Self-managed super funds (SMSFs) are missing out on booming sectors as they lack diversification through overseas assets, Invast Australia believes.
The global brokerage company said SMSFs allocated record amounts into Australian cash investments in the June quarter with 27 per cent of all SMSF investments in cash.
Invast Australia's investment committee chairman, Gavin White, said there is a huge home investment bias with the potential risks if local share market corrects more than those offshore.
"SMSF portfolios often lack any basic degree of diversification into overseas assets given their huge concentration on Australian equity and cash investments… Investors are missing out on often superior returns offered by offshore financial markets, with the S&P/ASX200 well underperforming the US stock market, and underperforming most European markets over the past year," he said.
"SMSFs are missing out on booming sectors, such as the all-important healthcare and technology industries, for example, which aren't well represented in the ASX/S&P200, while they have overdosed on bank and resources shares."
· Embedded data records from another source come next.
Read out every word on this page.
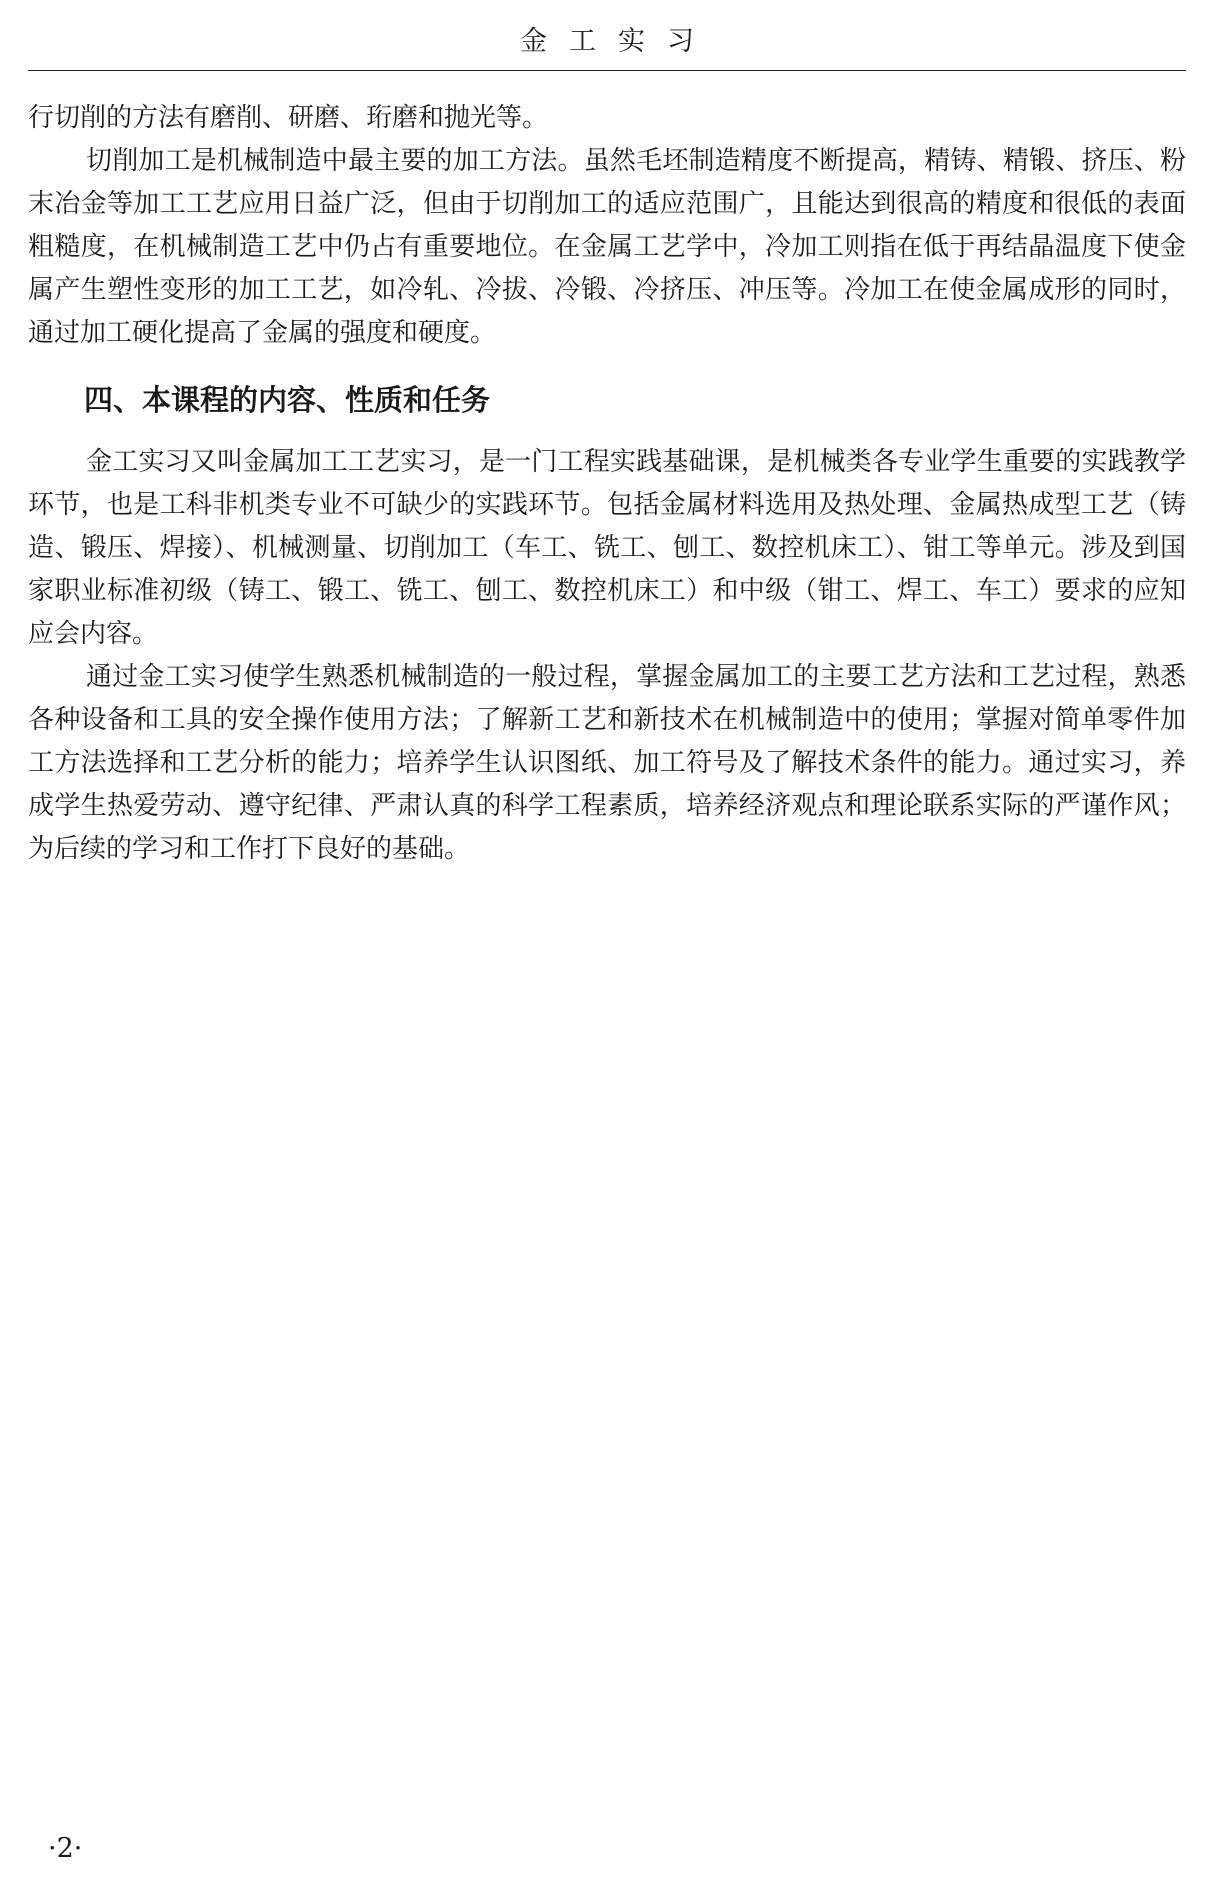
金工实习

行切削的方法有磨削、研磨、珩磨和抛光等。

切削加工是机械制造中最主要的加工方法。虽然毛坯制造精度不断提高，精铸、精锻、挤压、粉末冶金等加工工艺应用日益广泛，但由于切削加工的适应范围广，且能达到很高的精度和很低的表面粗糙度，在机械制造工艺中仍占有重要地位。在金属工艺学中，冷加工则指在低于再结晶温度下使金属产生塑性变形的加工工艺，如冷轧、冷拔、冷锻、冷挤压、冲压等。冷加工在使金属成形的同时，通过加工硬化提高了金属的强度和硬度。

四、本课程的内容、性质和任务

金工实习又叫金属加工工艺实习，是一门工程实践基础课，是机械类各专业学生重要的实践教学环节，也是工科非机类专业不可缺少的实践环节。包括金属材料选用及热处理、金属热成型工艺（铸造、锻压、焊接）、机械测量、切削加工（车工、铣工、刨工、数控机床工）、钳工等单元。涉及到国家职业标准初级（铸工、锻工、铣工、刨工、数控机床工）和中级（钳工、焊工、车工）要求的应知应会内容。

通过金工实习使学生熟悉机械制造的一般过程，掌握金属加工的主要工艺方法和工艺过程，熟悉各种设备和工具的安全操作使用方法；了解新工艺和新技术在机械制造中的使用；掌握对简单零件加工方法选择和工艺分析的能力；培养学生认识图纸、加工符号及了解技术条件的能力。通过实习，养成学生热爱劳动、遵守纪律、严肃认真的科学工程素质，培养经济观点和理论联系实际的严谨作风；为后续的学习和工作打下良好的基础。

·2·
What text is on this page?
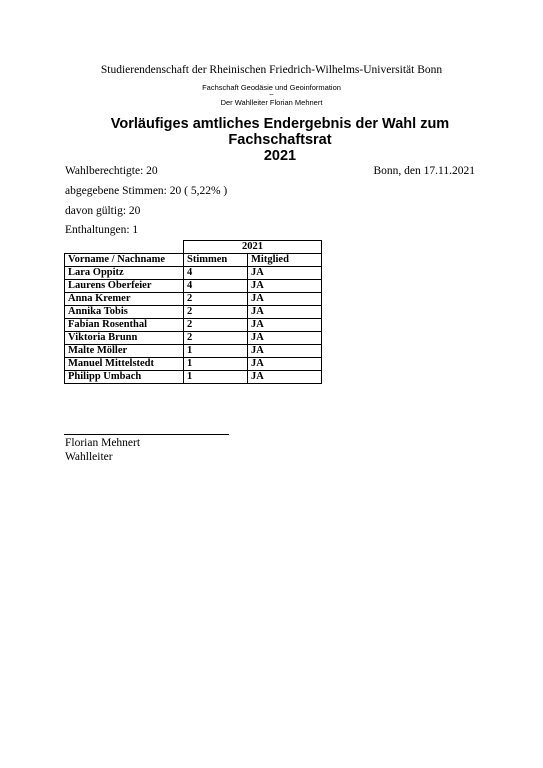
Studierendenschaft der Rheinischen Friedrich-Wilhelms-Universität Bonn
Fachschaft Geodäsie und Geoinformation
–
Der Wahlleiter Florian Mehnert
Vorläufiges amtliches Endergebnis der Wahl zum Fachschaftsrat
2021
Wahlberechtigte: 20	Bonn, den 17.11.2021
abgegebene Stimmen: 20 ( 5,22% )
davon gültig: 20
Enthaltungen: 1
	2021	
Vorname / Nachname	Stimmen	Mitglied
Lara Oppitz	4	JA
Laurens Oberfeier	4	JA
Anna Kremer	2	JA
Annika Tobis	2	JA
Fabian Rosenthal	2	JA
Viktoria Brunn	2	JA
Malte Möller	1	JA
Manuel Mittelstedt	1	JA
Philipp Umbach	1	JA
Florian Mehnert
Wahlleiter
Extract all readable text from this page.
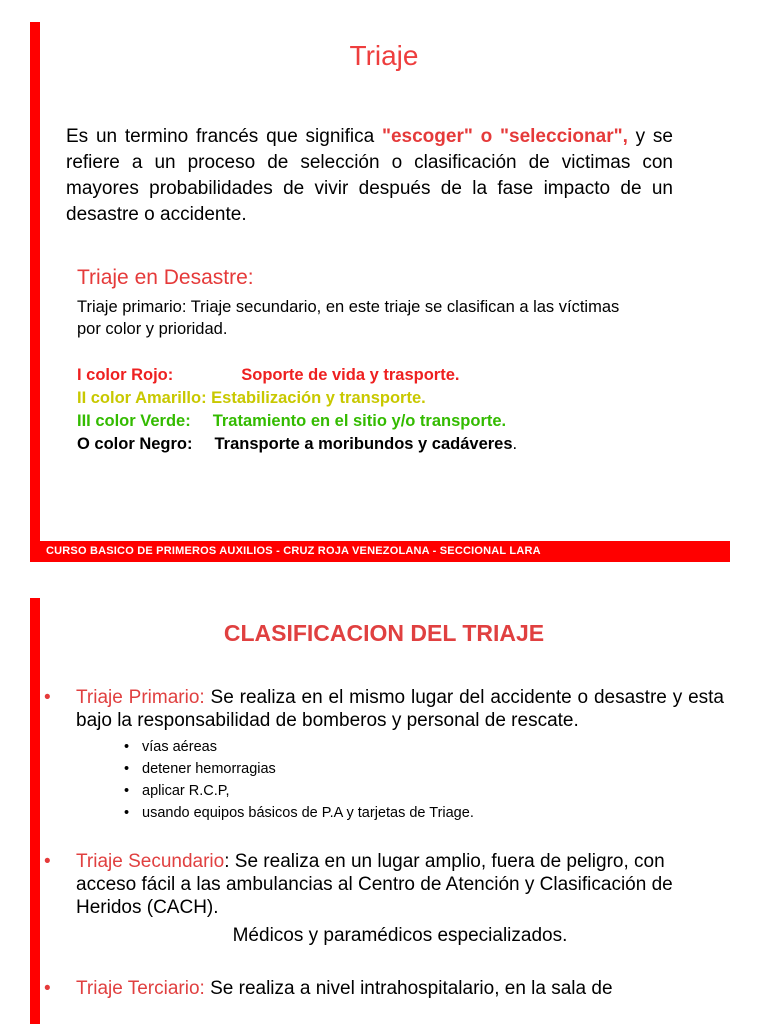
Triaje
Es un termino francés que significa "escoger" o "seleccionar", y se refiere a un proceso de selección o clasificación de victimas con mayores probabilidades de vivir después de la fase impacto de un desastre o accidente.
Triaje en Desastre:
Triaje primario: Triaje secundario, en este triaje se clasifican a las víctimas por color y prioridad.
I color Rojo:	Soporte de vida y trasporte.
II color Amarillo: Estabilización y transporte.
III color Verde: Tratamiento en el sitio y/o transporte.
O color Negro: Transporte a moribundos y cadáveres.
CURSO BASICO DE PRIMEROS AUXILIOS - CRUZ ROJA VENEZOLANA - SECCIONAL LARA
CLASIFICACION DEL TRIAJE
• Triaje Primario: Se realiza en el mismo lugar del accidente o desastre y esta bajo la responsabilidad de bomberos y personal de rescate.
• vías aéreas
• detener hemorragias
• aplicar R.C.P,
• usando equipos básicos de P.A y tarjetas de Triage.
• Triaje Secundario: Se realiza en un lugar amplio, fuera de peligro, con acceso fácil a las ambulancias al Centro de Atención y Clasificación de Heridos (CACH).
Médicos y paramédicos especializados.
• Triaje Terciario: Se realiza a nivel intrahospitalario, en la sala de
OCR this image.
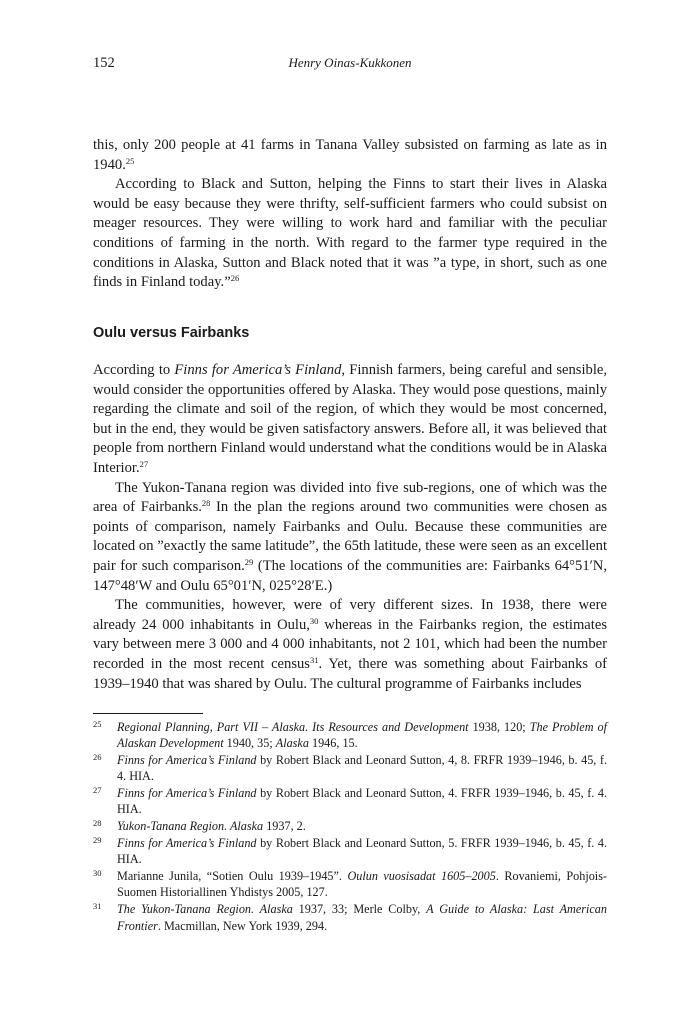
152	Henry Oinas-Kukkonen

this, only 200 people at 41 farms in Tanana Valley subsisted on farming as late as in 1940.25

According to Black and Sutton, helping the Finns to start their lives in Alaska would be easy because they were thrifty, self-sufficient farmers who could subsist on meager resources. They were willing to work hard and familiar with the peculiar conditions of farming in the north. With regard to the farmer type required in the conditions in Alaska, Sutton and Black noted that it was ”a type, in short, such as one finds in Finland today.”$^{26}$

Oulu versus Fairbanks

According to Finns for America’s Finland, Finnish farmers, being careful and sensible, would consider the opportunities offered by Alaska. They would pose questions, mainly regarding the climate and soil of the region, of which they would be most concerned, but in the end, they would be given satisfactory answers. Before all, it was believed that people from northern Finland would understand what the conditions would be in Alaska Interior.$^{27}$

The Yukon-Tanana region was divided into five sub-regions, one of which was the area of Fairbanks.$^{28}$ In the plan the regions around two communities were chosen as points of comparison, namely Fairbanks and Oulu. Because these communities are located on ”exactly the same latitude”, the 65th latitude, these were seen as an excellent pair for such comparison.$^{29}$ (The locations of the communities are: Fairbanks 64°51′N, 147°48′W and Oulu 65°01′N, 025°28′E.)

The communities, however, were of very different sizes. In 1938, there were already 24 000 inhabitants in Oulu,$^{30}$ whereas in the Fairbanks region, the estimates vary between mere 3 000 and 4 000 inhabitants, not 2 101, which had been the number recorded in the most recent census$^{31}$. Yet, there was something about Fairbanks of 1939–1940 that was shared by Oulu. The cultural programme of Fairbanks includes

25 Regional Planning, Part VII – Alaska. Its Resources and Development 1938, 120; The Problem of Alaskan Development 1940, 35; Alaska 1946, 15.
26 Finns for America’s Finland by Robert Black and Leonard Sutton, 4, 8. FRFR 1939–1946, b. 45, f. 4. HIA.
27 Finns for America’s Finland by Robert Black and Leonard Sutton, 4. FRFR 1939–1946, b. 45, f. 4. HIA.
28 Yukon-Tanana Region. Alaska 1937, 2.
29 Finns for America’s Finland by Robert Black and Leonard Sutton, 5. FRFR 1939–1946, b. 45, f. 4. HIA.
30 Marianne Junila, “Sotien Oulu 1939–1945”. Oulun vuosisadat 1605–2005. Rovaniemi, Pohjois-Suomen Historiallinen Yhdistys 2005, 127.
31 The Yukon-Tanana Region. Alaska 1937, 33; Merle Colby, A Guide to Alaska: Last American Frontier. Macmillan, New York 1939, 294.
White said the second problem with not diversifying offshore is that SMSF investors are missing out on currency depreciation benefits.
"If SMSFs have offshore investments denominated in offshore currencies such as the US dollar, to the extent that the Australian dollar falls, investors will gain some returns back on their unhedged international investments, which works to offset losses on their Australian investments if the local share market falls," he said.